Structures – The other secret to the Tyrannos’ fuel efficiency is the lightweight carbon fiber composite structures designed by logi AeroSpace. These structures make this vehicle ultralight. With the dimensions of a normal 4-person sedan, it has half its weight and has the crash strength of a NASCAR racecar able to crash safely at 200+mph. This does introduce a complexity.
Depending upon the payload and number of people aboard the gross weight
can vary from 1,900 to 3,750 lbs. while driving. This is a challenge for the
suspension system when crosswinds are high while driving. ZAP Electric will be
using their deep automotive expertise to help design a sophisticated suspension
that will allow us to drive in all conditions and at the full range of gross weights.
Shrouds on the ducts provide 50% of the lift
While working for Trek Aerospace, one of the employees of logi AeroSpace developed one of the key components of the vehicle, the shrouded propellers. They were refined to an extraordinary degree allowing for very lightweight and high performing vertical takeoff aircraft. These shrouds are so aerodynamically efficient, they provide almost 50% of the lift when taking off vertically. Historically shrouds have provided less than a 10% effect.

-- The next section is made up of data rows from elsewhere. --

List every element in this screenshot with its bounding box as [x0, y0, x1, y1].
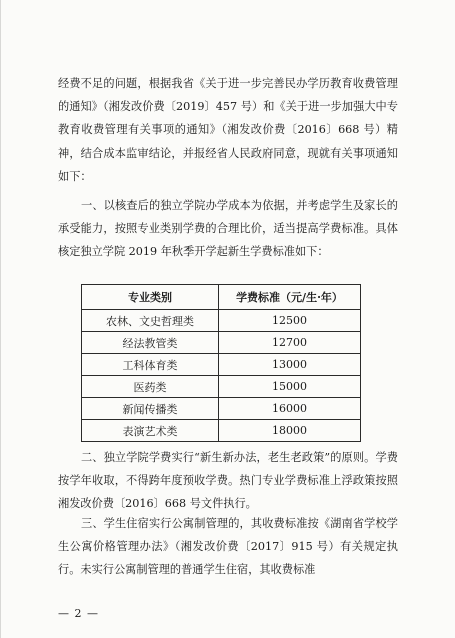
tuition-table [81, 284, 361, 442]
table-row [82, 310, 361, 332]
paragraph-item-3: 三、学生住宿实行公寓制管理的，其收费标准按《湖南省学校学生公寓价格管理办法》（湘发改价费〔2017〕915 号）有关规定执行。未实行公寓制管理的普通学生住宿，其收费标准 [58, 517, 398, 577]
table-cell-fee: 18000 [219, 420, 361, 442]
table-cell-fee: 13000 [219, 354, 361, 376]
table-cell-category: 农林、文史哲理类 [82, 310, 219, 332]
table-row [82, 332, 361, 354]
header-tuition-standard: 学费标准（元/生·年） [219, 285, 361, 310]
paragraph-item-1: 一、以核查后的独立学院办学成本为依据，并考虑学生及家长的承受能力，按照专业类别学费的合理比价，适当提高学费标准。具体核定独立学院 2019 年秋季开学起新生学费标准如下： [58, 199, 398, 259]
paragraph-item-2: 二、独立学院学费实行“新生新办法，老生老政策”的原则。学费按学年收取，不得跨年度预收学费。热门专业学费标准上浮政策按照湘发改价费〔2016〕668 号文件执行。 [58, 451, 398, 511]
page-number: — 2 — [58, 607, 99, 620]
table-cell-fee: 12500 [219, 310, 361, 332]
table-cell-category: 医药类 [82, 376, 219, 398]
paragraph-intro: 经费不足的问题，根据我省《关于进一步完善民办学历教育收费管理的通知》（湘发改价费〔2019〕457 号）和《关于进一步加强大中专教育收费管理有关事项的通知》（湘发改价费〔2016〕668 号）精神，结合成本监审结论，并报经省人民政府同意，现就有关事项通知如下： [58, 77, 398, 183]
table-row [82, 376, 361, 398]
table-cell-fee: 15000 [219, 376, 361, 398]
table-cell-category: 经法教管类 [82, 332, 219, 354]
table-row [82, 354, 361, 376]
table-cell-fee: 16000 [219, 398, 361, 420]
table-header-row [82, 285, 361, 310]
table-cell-category: 工科体育类 [82, 354, 219, 376]
table-row [82, 420, 361, 442]
header-major-category: 专业类别 [82, 285, 219, 310]
table-cell-category: 表演艺术类 [82, 420, 219, 442]
table-cell-category: 新闻传播类 [82, 398, 219, 420]
table-row [82, 398, 361, 420]
table-cell-fee: 12700 [219, 332, 361, 354]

The aircraft is designed to fly only 1 or 2 thousand feet in the air but at nearly any location above the landmasses of earth. This is tens of thousands of feet below, and out of the way of, airliners. With its supercharged engine, it can easily fly 1,000 ft over 10,000 ft mountains and could go up to around 14,000 ft for short periods of time. Before established air highways are designed, the FAA will control it like a helicopter is today
The entire vehicle, wings, ducts, engines and auto parts are made from either commercial off the shelf parts or parts that have been extensively developed and are highly reliable. The object of this is to assure a vehicle that is as reliable as the family car. Even if one were to lose the engine, it is capable of landing with an engine out using only its batteries. With more serious problems, it has a backup parachute to land the vehicle, and the people, safely on the ground. It can take off vertically with 1,100 lbs of passengers and luggage or up to 1,850 lbs if you allow it to take a 180 ft. running start on a short street. The vehicle with its wings outstretched is 30 feet wide and could land on a three-lane road. When driving, its only 8 ft. 4 inches wide and can easily drive down the narrowest of streets. It’s 8 feet tall and 25 feet long and fits under nearly all bridges and in most parking garages. The wings and tail are easily removable and brings the vehicle down to 5 feet 2 inches tall and 18 feet long. These dimensions allow the cabin to be as spacious as a van and very comfortable seating for four. For military users and civilian travelers, there is plenty of space for rucksacks, suitcases and equipment.